Росита приняла меня с распростёртыми объятиями. В прямом смысле слова. Она обнимала и трясла меня на пороге, словно не видела неделю. Может, уже и не ожидала увидеть меня на своих уроках?.. В любом случае, тёплый приём — это приятно.

— Ты талантливая ученица! — объявила вдруг Росита.

— Я?!

— Да, да! Ты смотришь на меня так внимательно, ловишь каждое слово, записываешь всё в тетрадку. Как будто сама собираешься преподавать испанский!
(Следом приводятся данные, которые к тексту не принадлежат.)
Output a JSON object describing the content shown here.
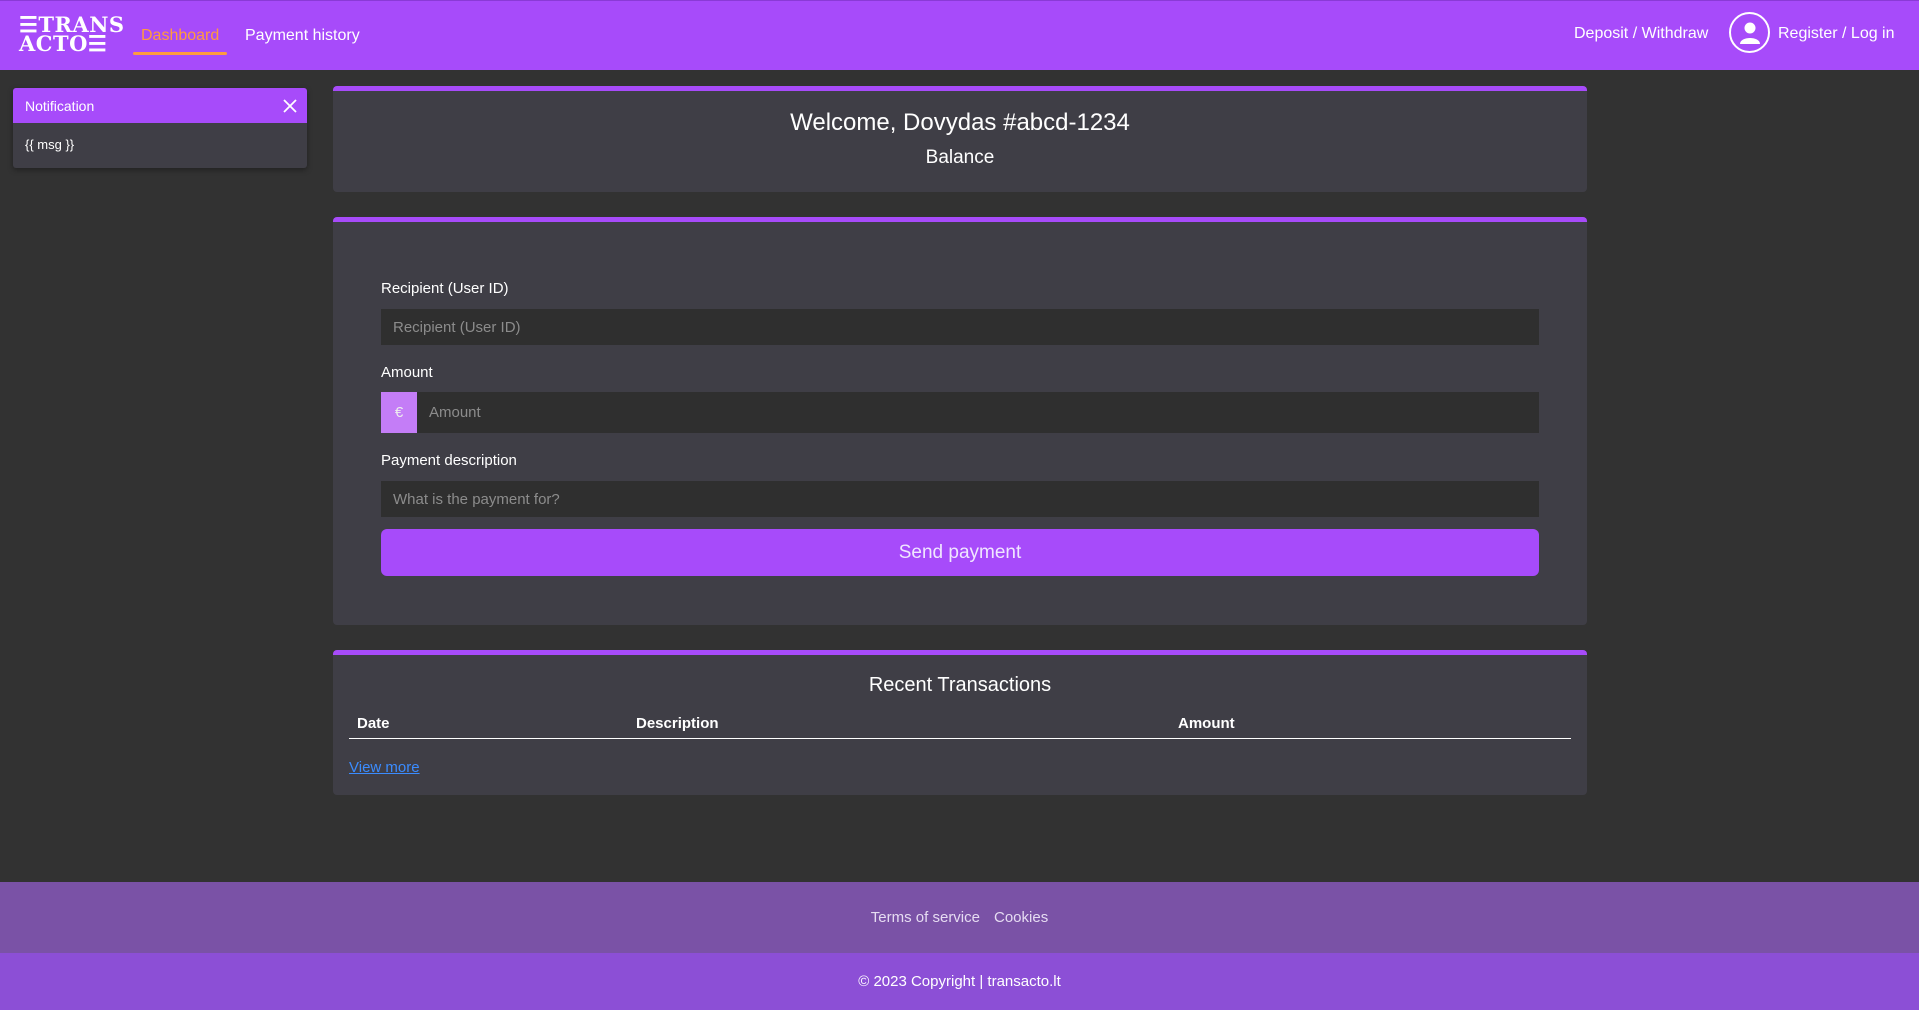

Ох, как же мне захотелось признаться, что она не ошиблась и я уже делаю это целый год! Но я не решилась. Мне было неловко. Кто знает, что у них тут с репетиторством, законно ли это? А то ещё спросит: «Есть у тебя лицензия?» Ну и перед остальными учениками неудобно. После такого заявления все будут внимательно отслеживать, что ты говоришь, и, если где ошибёшься, сразу подумают: «Ага, а говорит, учительница! За что ей платят? За то, чтоб учила говорить с ошибками?»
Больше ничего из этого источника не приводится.